Nel 2014 al valico ferroviario del Fréjus sono transitate 3,299 milioni di tonnellate di merci. Secondo l’Analisi Costi Benefici della Nuova Linea Torino-Lione, fra 7 anni, nel 2023, su questo corridoio passeranno 19,1 milioni di tonnellate di merci su ferro. Si tratterebbe di un aumento del 479%rispetto al 2014. Per rispettare le previsioni occorrerebbe un aumento annuo del 21,5%. Fantascienza.

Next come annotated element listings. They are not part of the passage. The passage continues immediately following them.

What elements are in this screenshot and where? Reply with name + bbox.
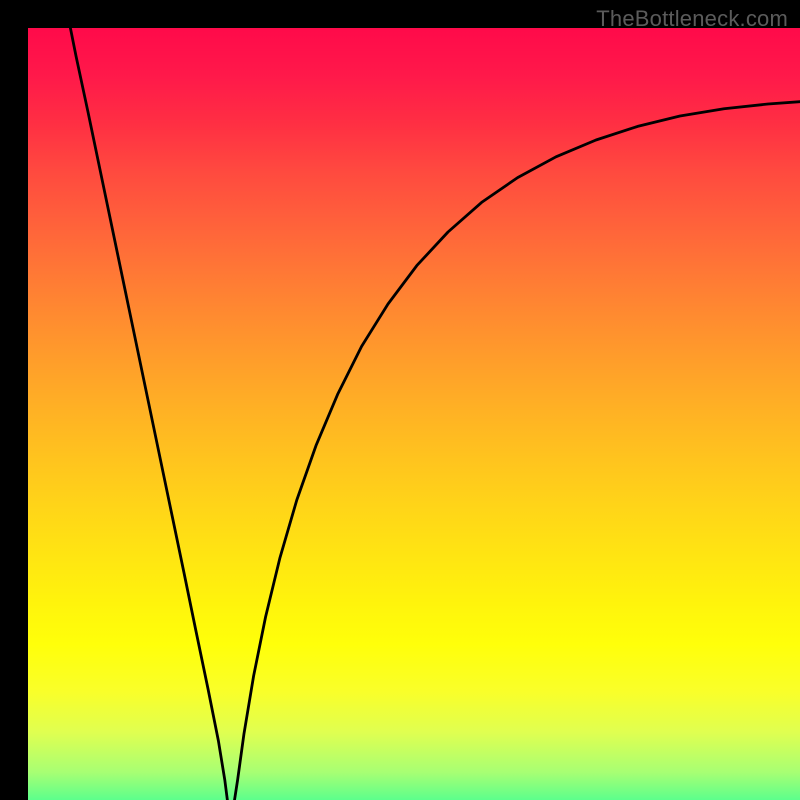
gradient-bg: [28, 28, 800, 800]
plot-area: [28, 28, 800, 800]
watermark-text: TheBottleneck.com: [596, 6, 788, 32]
plot-svg: [28, 28, 800, 800]
plot-border: [0, 0, 800, 800]
chart-frame: TheBottleneck.com: [0, 0, 800, 800]
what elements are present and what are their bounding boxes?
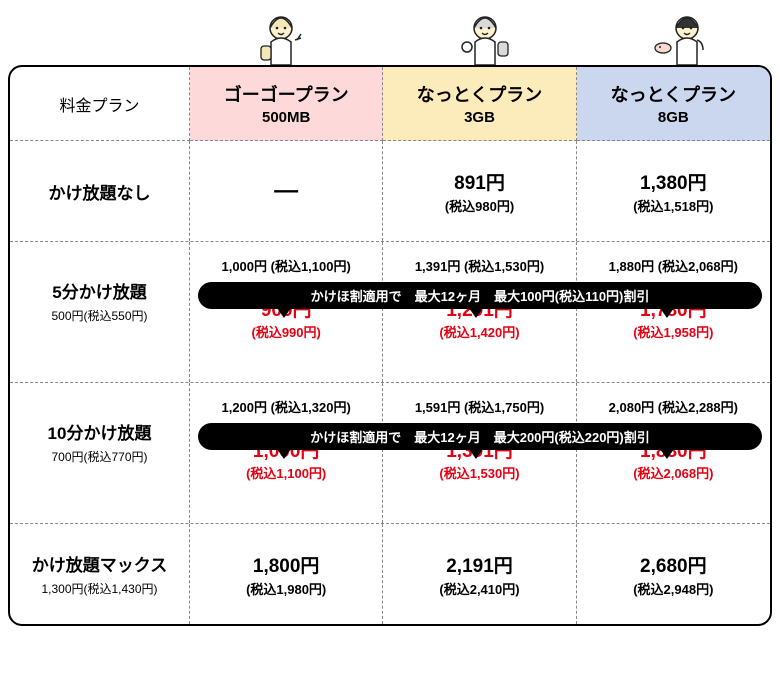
- discount-banner: かけほ割適用で 最大12ヶ月 最大100円(税込110円)割引: [198, 282, 762, 309]
- price-tax: (税込1,518円): [633, 196, 713, 215]
- row-label-main: かけ放題マックス: [32, 551, 168, 576]
- row-label-sub: 700円(税込770円): [51, 448, 147, 465]
- header-label: 料金プラン: [59, 92, 139, 116]
- discount-banner: かけほ割適用で 最大12ヶ月 最大200円(税込220円)割引: [198, 423, 762, 450]
- header-illustrations: [190, 10, 780, 65]
- plan-header-2: なっとくプラン 8GB: [577, 67, 770, 141]
- price-after-tax: (税込1,958円): [633, 322, 713, 341]
- pricing-table: 料金プラン ゴーゴープラン 500MB なっとくプラン 3GB なっとくプラン …: [8, 65, 772, 626]
- row-label: 10分かけ放題 700円(税込770円): [10, 383, 190, 523]
- price-before: 1,391円 (税込1,530円): [415, 256, 544, 275]
- cell-2: 2,680円 (税込2,948円): [577, 524, 770, 624]
- price-after-tax: (税込1,100円): [246, 463, 326, 482]
- price-after-tax: (税込2,068円): [633, 463, 713, 482]
- price: 2,191円: [446, 551, 513, 578]
- row-label: かけ放題なし: [10, 141, 190, 241]
- price: 1,800円: [253, 551, 320, 578]
- price-before: 1,200円 (税込1,320円): [221, 397, 350, 416]
- plan-sub: 500MB: [262, 109, 310, 126]
- price: 2,680円: [640, 551, 707, 578]
- plan-sub: 3GB: [464, 109, 495, 126]
- row-10min: かけほ割適用で 最大12ヶ月 最大200円(税込220円)割引 10分かけ放題 …: [10, 383, 770, 524]
- price-before: 1,591円 (税込1,750円): [415, 397, 544, 416]
- price-after-tax: (税込1,420円): [439, 322, 519, 341]
- cell-2: 1,380円 (税込1,518円): [577, 141, 770, 241]
- row-label: かけ放題マックス 1,300円(税込1,430円): [10, 524, 190, 624]
- cell-1: 2,191円 (税込2,410円): [383, 524, 576, 624]
- dash: —: [274, 177, 298, 205]
- banner-arrow-icon: [660, 308, 674, 318]
- price-tax: (税込980円): [445, 196, 514, 215]
- cell-0: —: [190, 141, 383, 241]
- price: 1,380円: [640, 168, 707, 195]
- banner-arrow-icon: [660, 449, 674, 459]
- price-tax: (税込2,948円): [633, 579, 713, 598]
- illustration-nattoku8: [583, 10, 780, 65]
- row-label-sub: 500円(税込550円): [51, 307, 147, 324]
- price-after-tax: (税込1,530円): [439, 463, 519, 482]
- cell-1: 891円 (税込980円): [383, 141, 576, 241]
- row-5min: かけほ割適用で 最大12ヶ月 最大100円(税込110円)割引 5分かけ放題 5…: [10, 242, 770, 383]
- price: 891円: [454, 168, 505, 195]
- row-no-unlimited: かけ放題なし — 891円 (税込980円) 1,380円 (税込1,518円): [10, 141, 770, 242]
- cell-0: 1,800円 (税込1,980円): [190, 524, 383, 624]
- banner-arrow-icon: [277, 449, 291, 459]
- price-before: 2,080円 (税込2,288円): [609, 397, 738, 416]
- plan-title: なっとくプラン: [611, 81, 736, 107]
- row-label-main: 10分かけ放題: [48, 419, 152, 444]
- illustration-gogo: [190, 10, 387, 65]
- banner-text: かけほ割適用で 最大12ヶ月 最大200円(税込220円)割引: [310, 430, 650, 445]
- banner-arrow-icon: [469, 449, 483, 459]
- row-label-sub: 1,300円(税込1,430円): [41, 580, 157, 597]
- price-before: 1,000円 (税込1,100円): [221, 256, 350, 275]
- header-row: 料金プラン ゴーゴープラン 500MB なっとくプラン 3GB なっとくプラン …: [10, 67, 770, 141]
- row-label-text: かけ放題なし: [49, 179, 151, 204]
- banner-arrow-icon: [469, 308, 483, 318]
- plan-header-1: なっとくプラン 3GB: [383, 67, 576, 141]
- banner-arrow-icon: [277, 308, 291, 318]
- row-label: 5分かけ放題 500円(税込550円): [10, 242, 190, 382]
- header-label-cell: 料金プラン: [10, 67, 190, 141]
- price-tax: (税込1,980円): [246, 579, 326, 598]
- price-tax: (税込2,410円): [439, 579, 519, 598]
- row-label-main: 5分かけ放題: [52, 278, 146, 303]
- price-before: 1,880円 (税込2,068円): [609, 256, 738, 275]
- plan-sub: 8GB: [658, 109, 689, 126]
- plan-title: ゴーゴープラン: [224, 81, 349, 107]
- row-max: かけ放題マックス 1,300円(税込1,430円) 1,800円 (税込1,98…: [10, 524, 770, 624]
- plan-title: なっとくプラン: [417, 81, 542, 107]
- price-after-tax: (税込990円): [251, 322, 320, 341]
- banner-text: かけほ割適用で 最大12ヶ月 最大100円(税込110円)割引: [311, 289, 650, 304]
- plan-header-0: ゴーゴープラン 500MB: [190, 67, 383, 141]
- illustration-nattoku3: [387, 10, 584, 65]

Gli estensori dell’Analisi Costi Benefici prevedono che, senza la costruzione della nuova ferrovia, nel 2023 su quella esistente transiteranno 13,3 milioni di tonnellate, con un aumento del 303% rispetto al 2014. Per rispettare le previsioni occorrerebbe un aumento annuo del 16,7%. Fantascienza.

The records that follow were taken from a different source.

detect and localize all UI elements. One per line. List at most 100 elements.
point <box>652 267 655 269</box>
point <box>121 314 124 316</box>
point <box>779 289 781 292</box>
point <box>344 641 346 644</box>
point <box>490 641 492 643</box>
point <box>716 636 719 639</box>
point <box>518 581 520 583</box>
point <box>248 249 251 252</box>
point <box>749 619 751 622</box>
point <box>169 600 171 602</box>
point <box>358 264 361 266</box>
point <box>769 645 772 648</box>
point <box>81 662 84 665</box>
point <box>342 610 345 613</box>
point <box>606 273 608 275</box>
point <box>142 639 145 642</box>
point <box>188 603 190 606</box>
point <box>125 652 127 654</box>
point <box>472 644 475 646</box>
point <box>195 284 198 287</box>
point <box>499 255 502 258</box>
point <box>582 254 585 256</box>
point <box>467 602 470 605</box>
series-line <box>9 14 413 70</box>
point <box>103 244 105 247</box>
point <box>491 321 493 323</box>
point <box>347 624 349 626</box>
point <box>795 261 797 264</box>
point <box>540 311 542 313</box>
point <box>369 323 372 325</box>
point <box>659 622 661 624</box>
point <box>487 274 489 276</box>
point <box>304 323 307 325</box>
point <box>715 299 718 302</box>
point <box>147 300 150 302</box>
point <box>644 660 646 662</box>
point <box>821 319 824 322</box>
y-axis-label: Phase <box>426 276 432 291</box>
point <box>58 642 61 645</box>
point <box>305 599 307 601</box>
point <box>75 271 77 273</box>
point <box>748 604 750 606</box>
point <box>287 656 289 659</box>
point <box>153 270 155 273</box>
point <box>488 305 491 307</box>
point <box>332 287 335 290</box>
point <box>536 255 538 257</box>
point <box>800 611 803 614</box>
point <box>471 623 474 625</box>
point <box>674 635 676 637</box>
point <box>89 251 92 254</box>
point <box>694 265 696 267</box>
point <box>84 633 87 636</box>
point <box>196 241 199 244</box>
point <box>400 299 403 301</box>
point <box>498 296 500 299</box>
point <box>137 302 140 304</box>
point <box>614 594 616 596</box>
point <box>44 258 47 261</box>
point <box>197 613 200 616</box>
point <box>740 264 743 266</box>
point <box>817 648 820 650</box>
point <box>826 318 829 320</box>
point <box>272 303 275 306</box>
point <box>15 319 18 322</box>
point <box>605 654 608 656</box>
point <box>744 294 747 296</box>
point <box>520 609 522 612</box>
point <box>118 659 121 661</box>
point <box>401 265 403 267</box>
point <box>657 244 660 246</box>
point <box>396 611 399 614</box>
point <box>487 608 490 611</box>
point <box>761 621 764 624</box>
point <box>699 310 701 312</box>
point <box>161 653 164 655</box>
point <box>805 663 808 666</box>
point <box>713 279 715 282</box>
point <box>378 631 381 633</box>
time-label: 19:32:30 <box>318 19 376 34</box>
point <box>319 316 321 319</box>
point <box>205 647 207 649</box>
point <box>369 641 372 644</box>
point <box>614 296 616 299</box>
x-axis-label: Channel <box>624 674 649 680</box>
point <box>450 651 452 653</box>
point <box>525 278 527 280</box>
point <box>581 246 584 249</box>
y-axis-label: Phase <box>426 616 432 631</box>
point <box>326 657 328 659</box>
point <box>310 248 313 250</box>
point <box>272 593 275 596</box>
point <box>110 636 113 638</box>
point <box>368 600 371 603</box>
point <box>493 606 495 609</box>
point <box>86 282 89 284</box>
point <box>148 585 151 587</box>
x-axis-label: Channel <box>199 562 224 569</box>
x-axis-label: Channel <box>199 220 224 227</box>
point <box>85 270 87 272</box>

Nel 2014 i TIR al Fréjus e al Monte Bianco hanno trasportato su gomma 18,432 milioni di tonnellate di merci. Secondo l’Analisi Costi Benefici della Nuova Linea Torino-Lione fra 7 anni, nel 2023, sotto questi trafori autostradali passeranno 30,3 milioni di tonnellate di merci. Rispetto al 2014 si tratterebbe di un aumento del 64,4%. Al 2030, sempre secondo l’Analisi Costi Benefici, le merci saranno 38,5 milioni di tonnellate. Fantascienza.

E’ opportuno ricordare che l’Analisi Costi Benefici è stata pubblicata nel 2011 tenendo già conto della crisi economica iniziata nel 2008. Inoltre è stata aggiornata nel 2014 dal CERTeT di Oliviero Baccellied ha confermato i suoi presuntuosi auspici.

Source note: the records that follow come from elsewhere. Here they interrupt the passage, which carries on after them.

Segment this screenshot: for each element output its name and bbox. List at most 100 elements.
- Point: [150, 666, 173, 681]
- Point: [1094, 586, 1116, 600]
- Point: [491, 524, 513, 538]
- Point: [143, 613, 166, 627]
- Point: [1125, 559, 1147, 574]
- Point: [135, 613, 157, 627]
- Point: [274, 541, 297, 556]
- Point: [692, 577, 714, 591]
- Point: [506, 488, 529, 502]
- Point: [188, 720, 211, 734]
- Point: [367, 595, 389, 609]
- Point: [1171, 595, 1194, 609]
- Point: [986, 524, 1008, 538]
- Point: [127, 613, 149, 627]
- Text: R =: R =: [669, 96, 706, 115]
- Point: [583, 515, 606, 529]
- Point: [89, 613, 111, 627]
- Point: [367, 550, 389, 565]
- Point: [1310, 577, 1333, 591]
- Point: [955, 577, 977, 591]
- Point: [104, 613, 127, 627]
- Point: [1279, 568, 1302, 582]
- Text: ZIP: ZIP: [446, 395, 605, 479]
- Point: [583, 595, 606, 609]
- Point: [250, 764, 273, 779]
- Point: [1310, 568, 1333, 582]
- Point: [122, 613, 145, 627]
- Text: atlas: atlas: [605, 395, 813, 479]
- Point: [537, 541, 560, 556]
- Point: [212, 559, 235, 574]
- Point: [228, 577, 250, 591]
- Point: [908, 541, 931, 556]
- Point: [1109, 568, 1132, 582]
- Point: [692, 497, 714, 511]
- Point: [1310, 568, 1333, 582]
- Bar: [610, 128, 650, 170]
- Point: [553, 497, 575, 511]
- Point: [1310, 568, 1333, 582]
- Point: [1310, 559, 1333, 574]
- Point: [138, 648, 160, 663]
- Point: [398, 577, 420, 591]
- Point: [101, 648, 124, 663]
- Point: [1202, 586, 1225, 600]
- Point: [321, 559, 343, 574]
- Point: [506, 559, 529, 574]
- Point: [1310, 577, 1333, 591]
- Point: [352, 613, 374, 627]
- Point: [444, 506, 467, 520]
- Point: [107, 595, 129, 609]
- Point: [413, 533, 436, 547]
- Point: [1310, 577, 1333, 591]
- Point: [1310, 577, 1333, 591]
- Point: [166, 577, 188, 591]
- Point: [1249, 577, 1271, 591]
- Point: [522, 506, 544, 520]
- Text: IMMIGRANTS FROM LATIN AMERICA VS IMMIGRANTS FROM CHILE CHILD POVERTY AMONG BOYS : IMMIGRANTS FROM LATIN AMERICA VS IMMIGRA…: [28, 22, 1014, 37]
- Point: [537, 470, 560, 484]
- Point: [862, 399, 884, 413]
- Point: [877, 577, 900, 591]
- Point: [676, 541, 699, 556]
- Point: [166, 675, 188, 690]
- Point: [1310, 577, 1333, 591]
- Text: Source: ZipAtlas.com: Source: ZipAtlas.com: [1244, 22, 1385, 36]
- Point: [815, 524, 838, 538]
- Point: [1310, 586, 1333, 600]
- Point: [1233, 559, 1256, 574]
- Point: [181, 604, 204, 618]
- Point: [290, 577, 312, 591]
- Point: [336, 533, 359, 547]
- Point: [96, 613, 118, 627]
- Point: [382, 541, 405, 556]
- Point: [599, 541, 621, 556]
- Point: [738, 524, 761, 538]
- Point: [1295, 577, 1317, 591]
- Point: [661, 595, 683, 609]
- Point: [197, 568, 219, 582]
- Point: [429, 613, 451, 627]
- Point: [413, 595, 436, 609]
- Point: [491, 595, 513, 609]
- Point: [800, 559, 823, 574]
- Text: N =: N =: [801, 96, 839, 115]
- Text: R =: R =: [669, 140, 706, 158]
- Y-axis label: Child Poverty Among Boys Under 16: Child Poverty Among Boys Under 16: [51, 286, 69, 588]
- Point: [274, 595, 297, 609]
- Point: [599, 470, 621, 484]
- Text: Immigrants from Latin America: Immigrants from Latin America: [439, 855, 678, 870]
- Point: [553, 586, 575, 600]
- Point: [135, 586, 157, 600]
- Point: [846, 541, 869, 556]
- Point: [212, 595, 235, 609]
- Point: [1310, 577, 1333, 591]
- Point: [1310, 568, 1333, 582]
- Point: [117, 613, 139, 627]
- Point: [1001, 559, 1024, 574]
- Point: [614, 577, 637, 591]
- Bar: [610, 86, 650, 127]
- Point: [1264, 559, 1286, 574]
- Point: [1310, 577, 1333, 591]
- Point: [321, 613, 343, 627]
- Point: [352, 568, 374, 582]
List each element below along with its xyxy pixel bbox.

Guardando alla Svizzera si possono trarre indicazioni per comprendere meglio le previsioni che stanno alla base dell’Analisi Costi Benefici per la Nuova Linea Torino-Lione. Nel 2007 venne inaugurato il tunnel di base del Lötschberg sull’asse del Sempione. Nel 2014 sono transitati da li 10,463 milioni di tonnellate di merci, nel 2007 erano 9,667. L’incremento è stato dunque di soli 0,8 milioni di tonnellate in sette anni, con un picco di 11,27Mt nel 2011, e la linea è utilizzata per poco meno di due terzi della sua capacità. Gli estensori dell’Analisi Costi Benefici per la Nuova Linea Torino-Lione, invece, pronosticano che nei 7 anni successivi all’apertura del tunnel di base del Fréjus il traffico aumenti di15,2 milioni di tonnellate. Secondo le loro previsioni, fra 20 anni dal solo Fréjus ferroviario passerà la stessa quantità di merci che nel 2014 ha attraversato su ferro l’intero arco alpino da Ventimiglia al Brennero. Fantascienza. Proprio “fanta-scienza”, cioè il tentativo, maldestro, di coprire con una presunta scientificità le motivazioni tutte politiche e affaristiche di un’opera evidentemente inutile.

Giova ricordare che il presidente dell’Osservatorio che ha prodotto l’Analisi Costi Benefici, Mario Virano, e il coordinatore della sua redazione, Oliviero Baccelli, sono stati nominati rispettivamente direttore generale e consigliere di TELT, la società incaricata di realizzare e gestire la sezione transfrontaliera della Torino-Lione.
E giova anche non dimenticare mai che il Governo si appresta a mettere sul piatto miliardi di euro pubblici per un’opera che si fonda su previsioni di questo tipo. Fantasiose, fantascientifiche o semplicemente false.